Seven out of 10 cases recorded over the past 15 years have been in people who have spent time abroad. Around one in five victims picked up the infection in the community, while 3% of cases were acquired in hospital. In around one in 10 cases, the source is never identified.

Those most at risk are men and the most common age group affected is between 60 and 69. Cases in those aged under 40 are considered uncommon.

In around 8% of reported cases, the patient has died from their infection or complications arising from their infection.

Pennington said it was still essentially a rare disease and unusual to have an outbreak originating in Scotland. He said the public health teams in Edinburgh were likely to be "aggressively" searching for cases which may otherwise not have been picked up by laboratory tests.

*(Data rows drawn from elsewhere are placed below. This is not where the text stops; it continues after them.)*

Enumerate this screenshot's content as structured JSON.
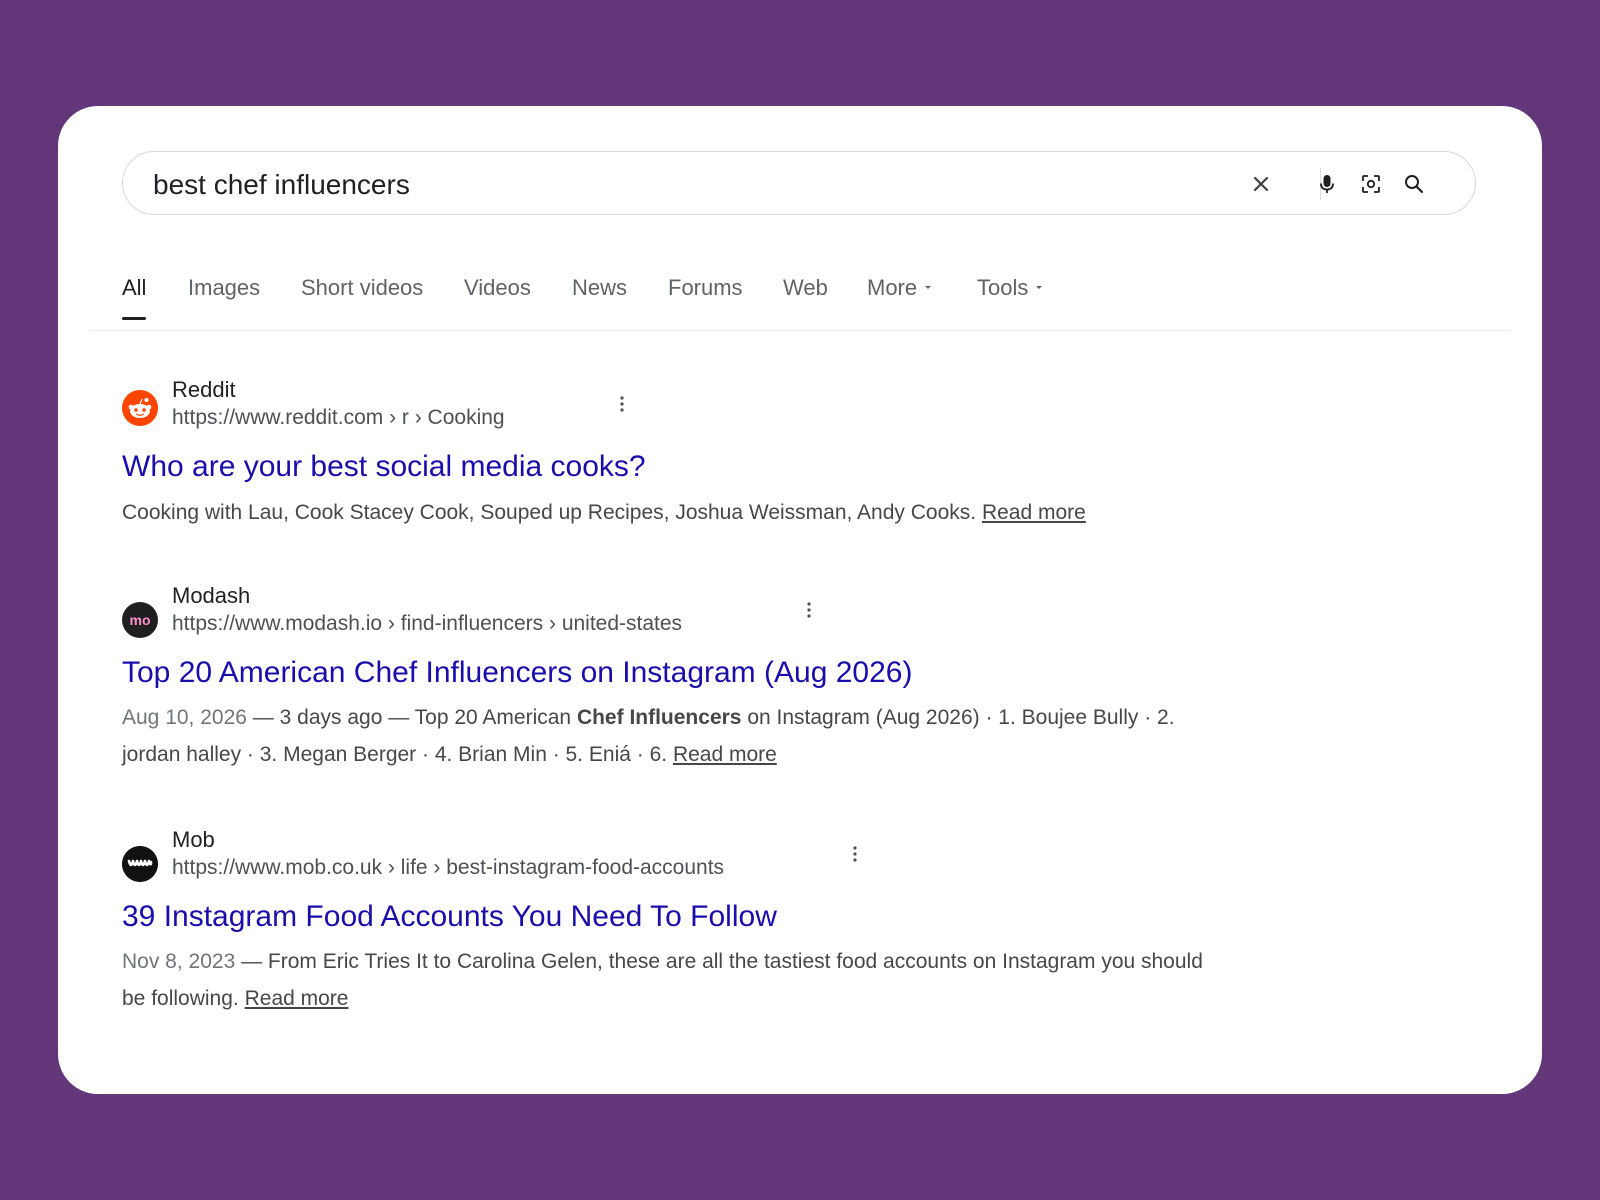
{
  "search": {
    "query": "best chef influencers",
    "clear_icon": "close-icon",
    "voice_icon": "microphone-icon",
    "lens_icon": "camera-lens-icon",
    "search_icon": "search-icon"
  },
  "tabs": [
    {
      "label": "All",
      "active": true
    },
    {
      "label": "Images"
    },
    {
      "label": "Short videos"
    },
    {
      "label": "Videos"
    },
    {
      "label": "News"
    },
    {
      "label": "Forums"
    },
    {
      "label": "Web"
    },
    {
      "label": "More",
      "dropdown": true
    },
    {
      "label": "Tools",
      "dropdown": true
    }
  ],
  "results": [
    {
      "site": "Reddit",
      "url": "https://www.reddit.com › r › Cooking",
      "title": "Who are your best social media cooks?",
      "snippet": "Cooking with Lau, Cook Stacey Cook, Souped up Recipes, Joshua Weissman, Andy Cooks.",
      "read_more": "Read more",
      "favicon_color": "#ff4500"
    },
    {
      "site": "Modash",
      "url": "https://www.modash.io › find-influencers › united-states",
      "title": "Top 20 American Chef Influencers on Instagram (Aug 2026)",
      "date": "Aug 10, 2026",
      "snippet_before": "— 3 days ago — Top 20 American",
      "snippet_bold": "Chef Influencers",
      "snippet_after": "on Instagram (Aug 2026) · 1. Boujee Bully · 2. jordan halley · 3. Megan Berger · 4. Brian Min · 5. Eniá · 6.",
      "read_more": "Read more",
      "favicon_text": "mo",
      "favicon_color": "#1f1f1f"
    },
    {
      "site": "Mob",
      "url": "https://www.mob.co.uk › life › best-instagram-food-accounts",
      "title": "39 Instagram Food Accounts You Need To Follow",
      "date": "Nov 8, 2023",
      "snippet": "— From Eric Tries It to Carolina Gelen, these are all the tastiest food accounts on Instagram you should be following.",
      "read_more": "Read more",
      "favicon_color": "#111111"
    }
  ],
  "colors": {
    "background": "#623678",
    "link": "#1a0dab"
  }
}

He said: "Quite a few people will have had mild illnesses, they don't even go and see a doctor and if they do they don't need particular treatment. They don't have a sample taken so they go 'under the radar' and only by doing special surveys can you find out."

The UK's most serious outbreak of Legionnaires' disease happened in Barrow-in-Furness, Cumbria, in 2002. It was traced to an air conditioning system at the Barrow Borough Council-run Forum 28 arts complex. Seven people died and there were 180 confirmed cases, but it was estimated 2500 people might have been affected.

Pennington said it was possible that hundreds of people could have been infected in Edinburgh.

Health officials have yet to pinpoint the source, but industrial cooling towers in one area of the city are being investigated as a possible origin.

Pennington added: "There is probably quite a substantial number of cases, much larger than the actual number of [diagnosed] cases itself. That could well be a very large number. It depends on exactly what has happened.

"Was it one big puff coming out of a cooling tower, or was it a cooling tower that had been leaking over several days? They may be able to come to some conclusion on that, although possibly not."

The type of bacterium involved in the outbreak is legionella pneumophila, which causes the majority of cases of Legionnaires' disease in Europe. Tests are still being carried out to establish the exact strain.

Meanwhile, an alert has been issued to health staff south of the Border asking them to watch out for anyone with the symptoms of the disease who has recently visited Edinburgh. One case has already emerged in the north of England, linked to the Edinburgh outbreak.

UK Health Minister, Simon Burns, said: "We have asked doctors to pay extra attention to any patient who has been to Edinburgh in the last two weeks and develops flu-like symptoms or breathing problems.

"Anyone who thinks they may be at risk should seek advice from their GP."